Einen großen Raum nahm auch die Diskussion, moderiert von AOK-Pressesprecher Matthias Gabriel, zum Thema Schulgeld für der Ausbildung von Gesundheitsberufen ein. Einig waren sich die Experten darin, dass solche Zugangshürden in die Gesundheitsberufe der Vergangenheit angehören sollten. Nach Ansicht von Harald Terpe sei der Mangel an Fachkräften bereits heute überall spürbar. „Deshalb war es ein Fehler der vergangenen Jahre, den integrierten Versorgungsansatz in unserem Land zu unterbrechen“, so Terpe. Gerade MV sei als Flächenland eine Region in der solche Ansätze wichtig seien. „Es wird in Zukunft immer wichtiger, die Ressourcen für die gesundheitliche Versorgung regional zu planen, um die tatsächlichen Bedarfe vor Ort abzudecken.“
Auch Julian Barlen unterstützt diesen Ansatz und fordert deshalb, mehr Gemeinschaftssinn im Land zu schaffen. „Wir brauchen tatsächlich jeden Arzt, jede Schwester und jeden Hilfsmittelerbringer in der Fläche. Wir müssen wegkommen von der polarisierten Diskussion um getrennte ambulante und stationäre Sektoren.“ Der CDU-Kandidat Sebastian Ehlers ergänzte: „Dazu müssen die unterschiedliche Vergütungen in den Sektoren überwunden werden.“
Die Enquete Kommission zur Zukunft der gesundheitlichen Versorgung in MV sieht in ihrem Abschlussbericht den Erhalt aller Krankenhausstandorte vor, allerdings mit Bündelung der vorhandenen Kräfte in spezialisierten Zentren und integrierten Versorgungseinrichtungen in der Fläche, die telemedizinische angebunden sind.

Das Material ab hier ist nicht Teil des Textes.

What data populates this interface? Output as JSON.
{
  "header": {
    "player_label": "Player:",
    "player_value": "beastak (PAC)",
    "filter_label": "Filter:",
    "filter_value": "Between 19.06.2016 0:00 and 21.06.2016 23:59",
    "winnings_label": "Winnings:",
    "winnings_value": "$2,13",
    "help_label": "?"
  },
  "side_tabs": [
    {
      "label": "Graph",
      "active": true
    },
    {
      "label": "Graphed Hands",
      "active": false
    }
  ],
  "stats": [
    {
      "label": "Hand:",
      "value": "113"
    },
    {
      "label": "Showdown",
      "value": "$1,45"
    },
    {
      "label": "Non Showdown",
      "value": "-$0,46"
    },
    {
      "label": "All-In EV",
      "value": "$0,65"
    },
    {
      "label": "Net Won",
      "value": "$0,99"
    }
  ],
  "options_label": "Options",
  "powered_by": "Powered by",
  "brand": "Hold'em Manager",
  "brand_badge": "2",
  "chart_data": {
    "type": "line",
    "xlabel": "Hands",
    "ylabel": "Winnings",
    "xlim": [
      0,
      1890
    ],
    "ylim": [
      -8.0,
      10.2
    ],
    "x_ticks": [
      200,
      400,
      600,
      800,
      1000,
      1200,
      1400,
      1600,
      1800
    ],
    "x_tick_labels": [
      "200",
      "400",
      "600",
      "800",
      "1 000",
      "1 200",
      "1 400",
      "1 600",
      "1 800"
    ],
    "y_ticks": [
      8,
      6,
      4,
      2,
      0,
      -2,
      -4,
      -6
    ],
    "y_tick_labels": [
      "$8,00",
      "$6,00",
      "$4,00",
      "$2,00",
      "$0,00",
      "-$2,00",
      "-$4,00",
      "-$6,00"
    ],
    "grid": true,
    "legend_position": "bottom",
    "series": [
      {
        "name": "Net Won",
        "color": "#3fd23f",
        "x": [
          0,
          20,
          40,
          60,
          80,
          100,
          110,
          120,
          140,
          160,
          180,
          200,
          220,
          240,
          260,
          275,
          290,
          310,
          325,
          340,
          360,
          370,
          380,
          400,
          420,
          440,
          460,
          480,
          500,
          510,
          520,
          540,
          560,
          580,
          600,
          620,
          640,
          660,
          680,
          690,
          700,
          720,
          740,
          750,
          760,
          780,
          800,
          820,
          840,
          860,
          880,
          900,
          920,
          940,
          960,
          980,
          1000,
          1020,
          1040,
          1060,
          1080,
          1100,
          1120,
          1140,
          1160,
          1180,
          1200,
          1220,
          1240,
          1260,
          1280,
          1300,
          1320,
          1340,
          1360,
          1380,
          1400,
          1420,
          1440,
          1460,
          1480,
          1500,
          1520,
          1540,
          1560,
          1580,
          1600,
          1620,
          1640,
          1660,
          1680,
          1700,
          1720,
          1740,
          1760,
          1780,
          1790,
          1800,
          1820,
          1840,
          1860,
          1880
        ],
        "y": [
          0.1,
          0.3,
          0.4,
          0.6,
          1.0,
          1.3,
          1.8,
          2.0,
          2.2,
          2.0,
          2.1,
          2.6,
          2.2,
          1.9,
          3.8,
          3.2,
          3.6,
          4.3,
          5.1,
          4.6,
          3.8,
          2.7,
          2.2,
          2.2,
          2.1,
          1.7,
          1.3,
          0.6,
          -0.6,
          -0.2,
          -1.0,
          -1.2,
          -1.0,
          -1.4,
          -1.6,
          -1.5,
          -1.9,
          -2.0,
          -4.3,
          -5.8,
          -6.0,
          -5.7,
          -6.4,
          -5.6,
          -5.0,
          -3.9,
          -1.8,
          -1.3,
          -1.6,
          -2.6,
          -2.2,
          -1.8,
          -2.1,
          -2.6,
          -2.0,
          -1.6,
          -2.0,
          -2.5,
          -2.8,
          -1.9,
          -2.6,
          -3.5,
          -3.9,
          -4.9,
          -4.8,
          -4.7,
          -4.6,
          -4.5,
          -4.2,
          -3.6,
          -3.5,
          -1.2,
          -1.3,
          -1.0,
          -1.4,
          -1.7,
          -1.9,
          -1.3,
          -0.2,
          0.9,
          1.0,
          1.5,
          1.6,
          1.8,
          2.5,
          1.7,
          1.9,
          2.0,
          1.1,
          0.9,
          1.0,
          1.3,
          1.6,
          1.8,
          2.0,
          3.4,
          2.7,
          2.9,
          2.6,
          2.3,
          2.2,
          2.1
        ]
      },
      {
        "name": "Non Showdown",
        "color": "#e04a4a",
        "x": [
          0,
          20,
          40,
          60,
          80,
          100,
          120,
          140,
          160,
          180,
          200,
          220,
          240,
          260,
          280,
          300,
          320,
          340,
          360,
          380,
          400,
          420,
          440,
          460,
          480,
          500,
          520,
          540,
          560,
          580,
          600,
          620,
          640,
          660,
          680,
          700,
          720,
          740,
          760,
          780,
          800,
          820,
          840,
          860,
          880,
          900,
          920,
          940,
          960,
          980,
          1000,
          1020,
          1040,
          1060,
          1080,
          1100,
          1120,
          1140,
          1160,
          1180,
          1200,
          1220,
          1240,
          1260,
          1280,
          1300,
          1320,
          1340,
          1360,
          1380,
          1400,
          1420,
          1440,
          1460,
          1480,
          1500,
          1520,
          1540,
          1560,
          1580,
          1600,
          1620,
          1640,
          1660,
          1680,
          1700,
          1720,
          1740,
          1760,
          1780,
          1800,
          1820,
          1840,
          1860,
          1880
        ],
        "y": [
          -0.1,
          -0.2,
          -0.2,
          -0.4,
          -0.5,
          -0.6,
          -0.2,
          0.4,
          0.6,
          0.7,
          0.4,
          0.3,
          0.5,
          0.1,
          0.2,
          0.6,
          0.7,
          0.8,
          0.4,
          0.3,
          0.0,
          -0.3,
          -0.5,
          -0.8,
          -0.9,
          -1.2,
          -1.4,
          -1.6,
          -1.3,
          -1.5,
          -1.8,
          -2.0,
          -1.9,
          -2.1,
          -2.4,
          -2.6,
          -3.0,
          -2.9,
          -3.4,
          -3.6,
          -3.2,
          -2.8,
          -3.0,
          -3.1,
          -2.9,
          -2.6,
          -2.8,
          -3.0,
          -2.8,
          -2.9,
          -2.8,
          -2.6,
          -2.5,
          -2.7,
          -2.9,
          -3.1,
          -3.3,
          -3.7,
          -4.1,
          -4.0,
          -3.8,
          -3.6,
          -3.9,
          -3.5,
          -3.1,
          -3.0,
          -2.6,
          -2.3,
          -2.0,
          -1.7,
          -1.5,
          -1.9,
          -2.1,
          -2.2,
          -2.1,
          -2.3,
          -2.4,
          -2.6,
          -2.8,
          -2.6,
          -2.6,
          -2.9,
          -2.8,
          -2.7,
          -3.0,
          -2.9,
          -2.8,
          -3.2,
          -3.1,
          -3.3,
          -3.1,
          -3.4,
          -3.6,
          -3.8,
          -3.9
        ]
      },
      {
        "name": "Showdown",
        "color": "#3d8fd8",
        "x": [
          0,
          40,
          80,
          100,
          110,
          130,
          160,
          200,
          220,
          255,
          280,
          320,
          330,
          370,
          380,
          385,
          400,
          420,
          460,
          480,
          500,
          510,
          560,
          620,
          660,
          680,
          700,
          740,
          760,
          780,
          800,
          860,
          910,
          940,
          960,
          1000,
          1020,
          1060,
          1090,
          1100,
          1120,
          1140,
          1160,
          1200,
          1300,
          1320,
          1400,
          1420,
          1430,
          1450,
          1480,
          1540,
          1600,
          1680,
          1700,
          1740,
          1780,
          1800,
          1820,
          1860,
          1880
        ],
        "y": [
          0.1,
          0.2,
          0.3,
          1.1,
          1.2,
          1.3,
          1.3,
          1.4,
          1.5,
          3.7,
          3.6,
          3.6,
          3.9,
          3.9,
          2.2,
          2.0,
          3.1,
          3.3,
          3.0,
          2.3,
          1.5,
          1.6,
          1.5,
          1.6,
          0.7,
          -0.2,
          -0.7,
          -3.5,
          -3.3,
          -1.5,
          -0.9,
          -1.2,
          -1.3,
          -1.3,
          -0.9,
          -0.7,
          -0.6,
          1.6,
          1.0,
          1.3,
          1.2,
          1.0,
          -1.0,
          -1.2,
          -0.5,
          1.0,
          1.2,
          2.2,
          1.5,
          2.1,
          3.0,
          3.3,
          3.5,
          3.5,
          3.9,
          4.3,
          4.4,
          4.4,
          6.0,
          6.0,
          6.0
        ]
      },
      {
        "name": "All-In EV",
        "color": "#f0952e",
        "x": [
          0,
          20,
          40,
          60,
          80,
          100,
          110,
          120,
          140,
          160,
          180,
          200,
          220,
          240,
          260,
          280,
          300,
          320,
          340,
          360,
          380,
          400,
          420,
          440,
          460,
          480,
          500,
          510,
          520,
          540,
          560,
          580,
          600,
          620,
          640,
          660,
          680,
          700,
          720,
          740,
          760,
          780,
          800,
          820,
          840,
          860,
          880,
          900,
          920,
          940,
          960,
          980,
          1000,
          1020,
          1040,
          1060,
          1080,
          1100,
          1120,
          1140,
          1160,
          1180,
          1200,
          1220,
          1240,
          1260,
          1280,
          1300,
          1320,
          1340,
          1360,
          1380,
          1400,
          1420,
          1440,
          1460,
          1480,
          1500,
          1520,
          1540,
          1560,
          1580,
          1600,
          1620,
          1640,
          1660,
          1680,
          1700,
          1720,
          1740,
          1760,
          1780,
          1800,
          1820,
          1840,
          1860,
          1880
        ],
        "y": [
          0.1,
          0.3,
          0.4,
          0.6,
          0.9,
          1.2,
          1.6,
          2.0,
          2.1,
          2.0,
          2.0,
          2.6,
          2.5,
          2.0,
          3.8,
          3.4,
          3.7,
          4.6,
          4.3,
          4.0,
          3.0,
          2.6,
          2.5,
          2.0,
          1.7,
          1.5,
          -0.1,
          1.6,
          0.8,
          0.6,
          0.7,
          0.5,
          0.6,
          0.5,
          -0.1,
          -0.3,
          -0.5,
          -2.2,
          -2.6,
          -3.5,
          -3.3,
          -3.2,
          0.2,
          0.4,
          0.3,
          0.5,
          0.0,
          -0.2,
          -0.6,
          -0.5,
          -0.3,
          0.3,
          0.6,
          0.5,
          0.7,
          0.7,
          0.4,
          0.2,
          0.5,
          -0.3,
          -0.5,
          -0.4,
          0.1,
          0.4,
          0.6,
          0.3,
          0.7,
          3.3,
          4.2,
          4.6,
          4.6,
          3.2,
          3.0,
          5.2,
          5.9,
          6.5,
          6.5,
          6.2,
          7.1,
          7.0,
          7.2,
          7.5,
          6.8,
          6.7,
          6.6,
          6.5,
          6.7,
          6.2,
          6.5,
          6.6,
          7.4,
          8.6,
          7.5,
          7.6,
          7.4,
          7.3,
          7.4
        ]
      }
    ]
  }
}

Gerade bei der Digitalisierung des Gesundheitswesens sahen alle Kandidaten großes Potential für MV. Dennoch mahnte Christian Bartel, dass die zunehmende Digitalisierung zwar schon heute den Arbeitsalltag von Medizinern erleichtere. „Der unmittelbare menschliche Kontakt bleibt ein wichtiger Wert in der medizinischen Versorgung. Das schaffen die Robo-Operateure oder die telemedizinischen Konzile nicht“. Auch Harald Terpe unterstrich: „Die Telemedizin hat heute schon eine große Bedeutung. Dennoch müssen wir die Chancen aber auch die Grenzen der Telemedizin zum Wohle der Patienten klar definieren.“
Zum Abschluss des Abends benannten die Gesundheitsexperten aus ihrer Sicht die jeweiligen Top-Gesundheitsziele für die kommende Legislatur. Unter dem Strich ein klares Plädoyer für eine qualitativ hochwertige Gesundheitsversorgung und gute Erreichbarkeit, die in eine regionale Gesundheitsplanung eingebettet ist. „Die Politik muss nun endlich den Strukturwandel im Gesundheitswesen einleiten. Dafür benötigen wir ein Pilotcluster bei Umsetzung“, forderte Torsten Koplin in seinem Abschlussstatement.